По ночам, когда Матрёна уже спала, а я занимался за столом, – редкое быстрое шуршание мышей под обоями покрывалось слитным, единым, непрерывным, как далёкий шум океана, шорохом тараканов за перегородкой. Но я свыкся с ним, ибо в нём не было ничего злого, в нём не было лжи. Шуршанье их – была их жизнь.

И с грубой плакатной красавицей я свыкся, которая со стены постоянно протягивала мне Белинского, Панфёрова и ещё стопу каких-то книг, но – молчала. Я со всем свыкся, что было в избе Матрёны.

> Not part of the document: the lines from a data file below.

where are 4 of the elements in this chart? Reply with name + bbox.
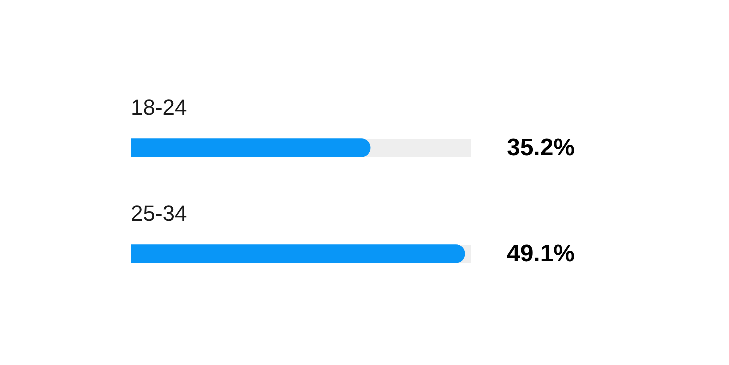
- y-tick-label: 18-24: [131, 95, 188, 120]
- data-label: 49.1%: [506, 240, 576, 268]
- y-tick-label: 25-34: [131, 201, 188, 226]
- data-label: 35.2%: [506, 134, 576, 162]
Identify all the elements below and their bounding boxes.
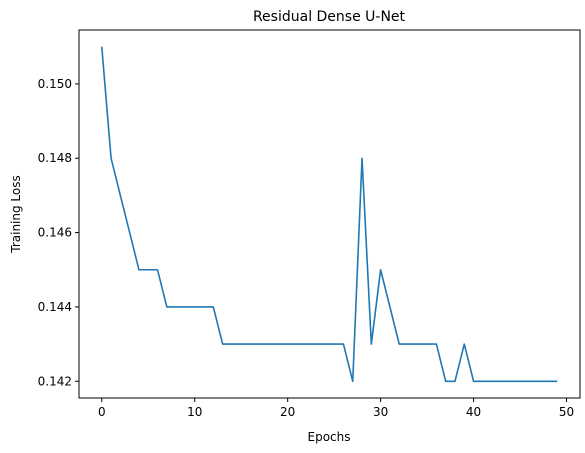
x-tick-label: 50 [559, 405, 574, 419]
x-tick-label: 30 [373, 405, 388, 419]
y-tick-label: 0.150 [38, 77, 72, 91]
y-tick-label: 0.148 [38, 151, 72, 165]
plot-frame [78, 29, 581, 399]
series-line [100, 46, 558, 383]
x-tick-label: 20 [280, 405, 295, 419]
chart-title: Residual Dense U-Net [253, 9, 406, 25]
y-axis-label: Training Loss [9, 175, 23, 253]
y-tick-label: 0.146 [38, 226, 72, 240]
x-axis: 0 10 20 30 40 50 [98, 398, 574, 419]
y-tick-label: 0.142 [38, 374, 72, 388]
x-axis-label: Epochs [308, 430, 351, 444]
x-tick-label: 0 [98, 405, 106, 419]
y-tick-label: 0.144 [38, 300, 72, 314]
series-layer [100, 46, 558, 383]
y-axis: 0.142 0.144 0.146 0.148 0.150 [38, 77, 79, 388]
x-tick-label: 40 [466, 405, 481, 419]
x-tick-label: 10 [187, 405, 202, 419]
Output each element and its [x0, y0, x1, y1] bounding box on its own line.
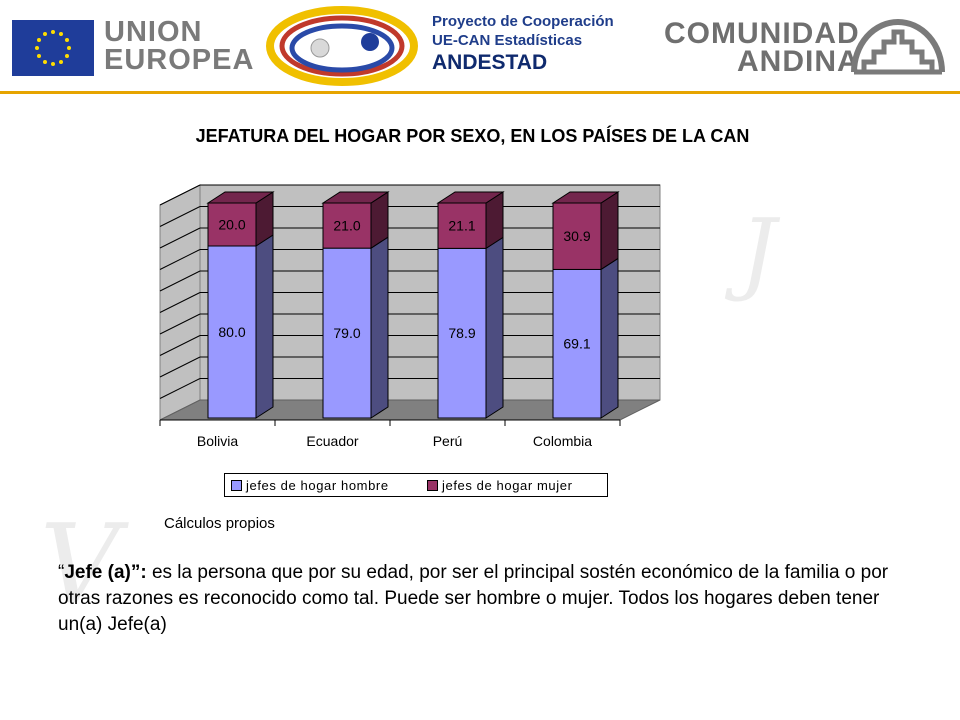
bar-side [370, 236, 389, 419]
legend-swatch-mujer [427, 480, 438, 491]
andestad-logo-icon [266, 6, 418, 86]
gridline [159, 292, 201, 313]
legend-label-mujer: jefes de hogar mujer [442, 478, 573, 493]
project-title: Proyecto de Cooperación UE-CAN Estadísti… [432, 13, 614, 74]
bar-top [321, 191, 390, 204]
data-label: 78.9 [448, 325, 475, 341]
x-tick-label-colombia: Colombia [533, 433, 592, 449]
bar-ecuador-mujer [322, 202, 372, 249]
x-tick-label-ecuador: Ecuador [306, 433, 358, 449]
stacked-bar-chart: 80.0 20.0 Bolivia 79.0 21.0 Ecuador 78.9 21.1 Pe… [159, 184, 661, 449]
definition-term: Jefe (a)”: [64, 562, 147, 583]
gridline [159, 249, 201, 270]
header: UNION EUROPEA Proyecto de Cooperación UE… [0, 0, 960, 94]
data-label: 21.0 [333, 218, 360, 234]
data-label: 79.0 [333, 325, 360, 341]
data-label: 69.1 [563, 336, 590, 352]
bar-bolivia-mujer [207, 202, 257, 247]
gridline [159, 270, 201, 292]
gridline [159, 335, 201, 356]
legend-item-hombre: jefes de hogar hombre [231, 478, 389, 493]
bar-side [600, 257, 619, 419]
x-tick-label-perú: Perú [433, 433, 463, 449]
bar-side [485, 236, 504, 419]
bar-ecuador-hombre [322, 247, 372, 419]
bar-side [600, 191, 619, 271]
bar-side [255, 234, 274, 419]
definition-quote: “ [58, 562, 65, 583]
gridline [159, 313, 201, 335]
gridline [159, 378, 201, 399]
bar-bolivia-hombre [207, 245, 257, 419]
can-logo-text: COMUNIDAD ANDINA [664, 17, 860, 78]
chart-legend: jefes de hogar hombre jefes de hogar muj… [224, 473, 608, 497]
data-label: 30.9 [563, 228, 590, 244]
gridline [159, 206, 201, 227]
eu-flag-icon [12, 20, 94, 76]
x-tick-label-bolivia: Bolivia [197, 433, 238, 449]
legend-swatch-hombre [231, 480, 242, 491]
gridline [159, 184, 201, 206]
bar-colombia-mujer [552, 202, 602, 270]
gridline [159, 356, 201, 378]
gridline [159, 227, 201, 249]
bar-top [436, 191, 505, 204]
legend-item-mujer: jefes de hogar mujer [427, 478, 573, 493]
bar-top [206, 191, 275, 204]
comunidad-andina-logo-icon [851, 19, 945, 75]
watermark-script: J [740, 200, 777, 305]
source-note: Cálculos propios [164, 515, 275, 532]
definition-body: es la persona que por su edad, por ser e… [58, 562, 889, 635]
header-rule [0, 91, 960, 94]
definition-text: “Jefe (a)”: es la persona que por su eda… [58, 560, 908, 638]
eu-logo-text: UNION EUROPEA [104, 16, 255, 76]
legend-label-hombre: jefes de hogar hombre [246, 478, 389, 493]
data-label: 20.0 [218, 217, 245, 233]
data-label: 21.1 [448, 218, 475, 234]
bar-perú-mujer [437, 202, 487, 249]
bar-colombia-hombre [552, 268, 602, 419]
chart-title: JEFATURA DEL HOGAR POR SEXO, EN LOS PAÍS… [195, 126, 750, 146]
data-label: 80.0 [218, 324, 245, 340]
bar-top [551, 191, 620, 204]
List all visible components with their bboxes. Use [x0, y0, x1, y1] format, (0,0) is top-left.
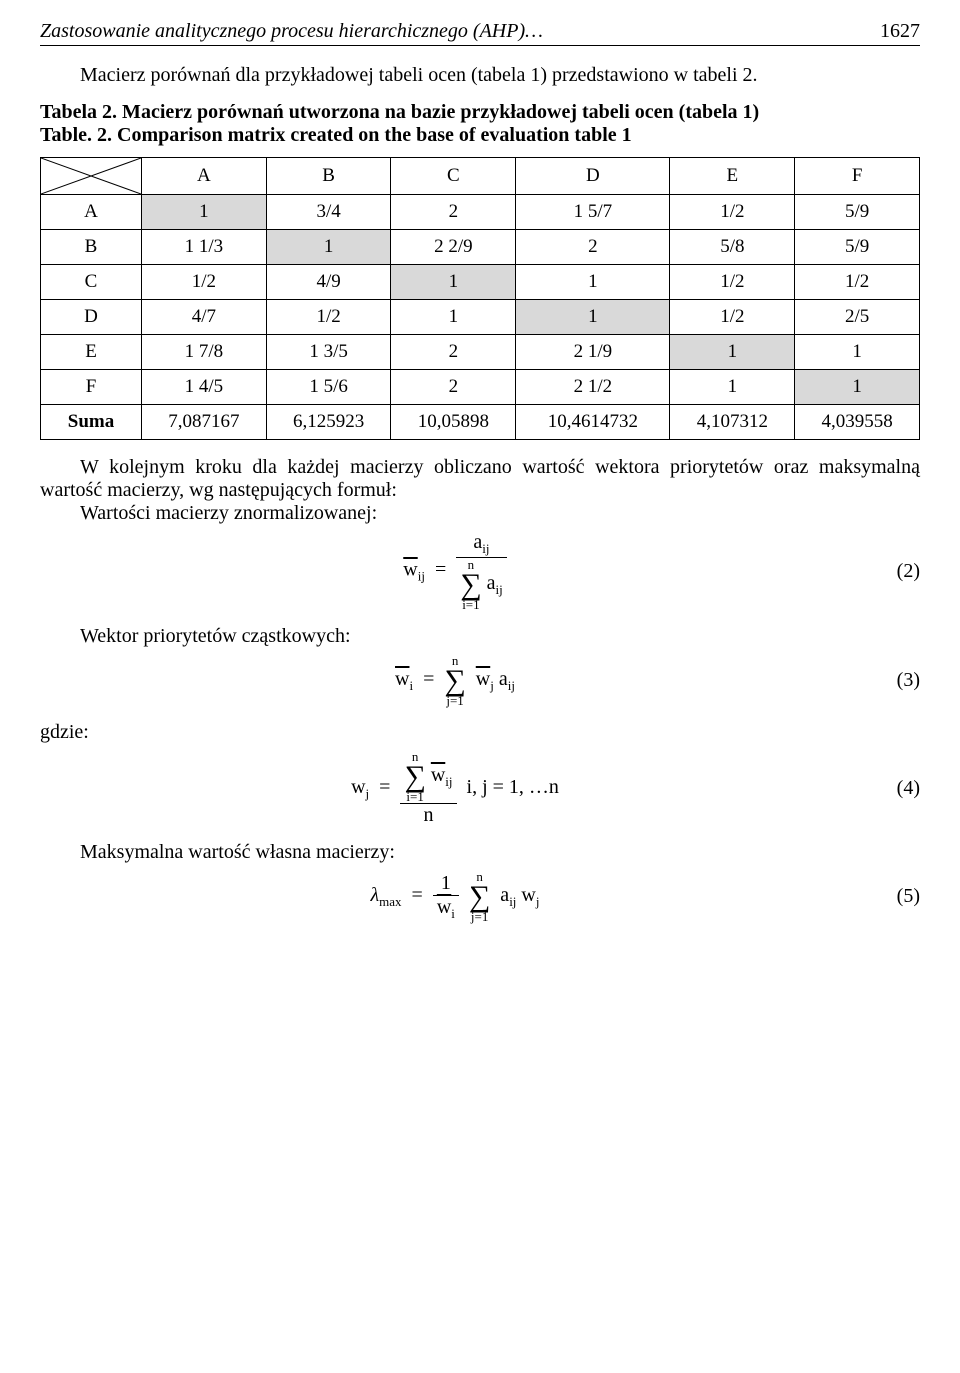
matrix-cell: 2 1/2 [516, 370, 670, 405]
row-header: C [41, 265, 142, 300]
row-header: B [41, 230, 142, 265]
matrix-cell: 1/2 [670, 195, 795, 230]
matrix-cell: 5/9 [795, 195, 920, 230]
matrix-cell: 1 [516, 265, 670, 300]
matrix-cell: 1/2 [795, 265, 920, 300]
eq-number: (2) [870, 560, 920, 583]
paragraph-method: W kolejnym kroku dla każdej macierzy obl… [40, 456, 920, 502]
matrix-cell: 1 [391, 265, 516, 300]
equation-5: λmax = 1wi n∑j=1 aij wj (5) [40, 870, 920, 923]
matrix-cell: 1 [516, 300, 670, 335]
matrix-cell: 4/7 [142, 300, 267, 335]
table-row: B1 1/312 2/925/85/9 [41, 230, 920, 265]
equation-2: wij = aij n∑i=1 aij (2) [40, 531, 920, 611]
table-row: C1/24/9111/21/2 [41, 265, 920, 300]
comparison-matrix-table: A B C D E F A13/421 5/71/25/9B1 1/312 2/… [40, 157, 920, 440]
sum-cell: 4,039558 [795, 405, 920, 440]
matrix-cell: 1 [795, 335, 920, 370]
matrix-cell: 1 [266, 230, 391, 265]
table-row: F1 4/51 5/622 1/211 [41, 370, 920, 405]
table2-caption-en: Table. 2. Comparison matrix created on t… [40, 124, 920, 147]
matrix-cell: 1 [142, 195, 267, 230]
matrix-cell: 1 3/5 [266, 335, 391, 370]
col-header: F [795, 158, 920, 195]
label-max-eigen: Maksymalna wartość własna macierzy: [40, 841, 920, 864]
sum-cell: 10,4614732 [516, 405, 670, 440]
running-head: Zastosowanie analitycznego procesu hiera… [40, 20, 920, 46]
matrix-cell: 1 5/6 [266, 370, 391, 405]
col-header: C [391, 158, 516, 195]
row-header: E [41, 335, 142, 370]
matrix-cell: 1 1/3 [142, 230, 267, 265]
matrix-cell: 2 2/9 [391, 230, 516, 265]
page-number: 1627 [880, 20, 920, 43]
label-normalized: Wartości macierzy znormalizowanej: [40, 502, 920, 525]
matrix-cell: 5/9 [795, 230, 920, 265]
matrix-cell: 2 [391, 335, 516, 370]
label-where: gdzie: [40, 721, 920, 744]
matrix-cell: 2/5 [795, 300, 920, 335]
matrix-cell: 1 [670, 370, 795, 405]
equation-3: wi = n∑j=1 wj aij (3) [40, 654, 920, 707]
equation-4: wj = n∑i=1 wij n i, j = 1, …n (4) [40, 750, 920, 827]
matrix-cell: 1 4/5 [142, 370, 267, 405]
matrix-cell: 5/8 [670, 230, 795, 265]
row-header: F [41, 370, 142, 405]
matrix-cell: 4/9 [266, 265, 391, 300]
eq-number: (3) [870, 669, 920, 692]
col-header: D [516, 158, 670, 195]
eq-number: (4) [870, 777, 920, 800]
eq-number: (5) [870, 885, 920, 908]
matrix-cell: 2 [391, 370, 516, 405]
matrix-cell: 1 7/8 [142, 335, 267, 370]
sum-cell: 4,107312 [670, 405, 795, 440]
col-header: E [670, 158, 795, 195]
table-row: E1 7/81 3/522 1/911 [41, 335, 920, 370]
row-header: D [41, 300, 142, 335]
matrix-cell: 1 5/7 [516, 195, 670, 230]
col-header: A [142, 158, 267, 195]
matrix-cell: 1/2 [266, 300, 391, 335]
table-row: A13/421 5/71/25/9 [41, 195, 920, 230]
matrix-cell: 3/4 [266, 195, 391, 230]
matrix-cell: 1/2 [670, 265, 795, 300]
label-priority-vector: Wektor priorytetów cząstkowych: [40, 625, 920, 648]
row-header: A [41, 195, 142, 230]
ij-range: i, j = 1, …n [467, 776, 559, 798]
table2-caption-pl: Tabela 2. Macierz porównań utworzona na … [40, 101, 920, 124]
sum-cell: 7,087167 [142, 405, 267, 440]
table-corner-cell [41, 158, 142, 195]
matrix-cell: 2 1/9 [516, 335, 670, 370]
matrix-cell: 2 [516, 230, 670, 265]
matrix-cell: 1/2 [670, 300, 795, 335]
sum-cell: 6,125923 [266, 405, 391, 440]
running-title: Zastosowanie analitycznego procesu hiera… [40, 20, 543, 43]
sum-cell: 10,05898 [391, 405, 516, 440]
table-row: D4/71/2111/22/5 [41, 300, 920, 335]
sum-row: Suma7,0871676,12592310,0589810,46147324,… [41, 405, 920, 440]
matrix-cell: 1/2 [142, 265, 267, 300]
matrix-cell: 1 [670, 335, 795, 370]
col-header: B [266, 158, 391, 195]
sum-label: Suma [41, 405, 142, 440]
paragraph-intro: Macierz porównań dla przykładowej tabeli… [40, 64, 920, 87]
matrix-cell: 1 [391, 300, 516, 335]
matrix-cell: 2 [391, 195, 516, 230]
matrix-cell: 1 [795, 370, 920, 405]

Матрёна вставала в четыре-пять утра. Ходикам матрёниным было двадцать семь лет как куплены в сельпо. Всегда они шли вперёд, и Матрёна не беспокоилась – лишь бы не отставали, чтоб утром не запоздниться. Она включала лампочку за кухонной перегородкой и тихо, вежливо, стараясь не шуметь, топила русскую печь, ходила доить козу (все животы её были – одна эта грязно-белая криворогая коза), по воду ходила и варила в трёх чугунках; один чугунок – мне, один – себе, один – козе. Козе она выбирала из подполья самую мелкую картошку, себе – мелкую, а мне – с куриное яйцо. Крупной же картошки огород её песчаный, с довоенных лет не удобренный и всегда засаживаемый картошкой, картошкой и картошкой, – крупной не давал.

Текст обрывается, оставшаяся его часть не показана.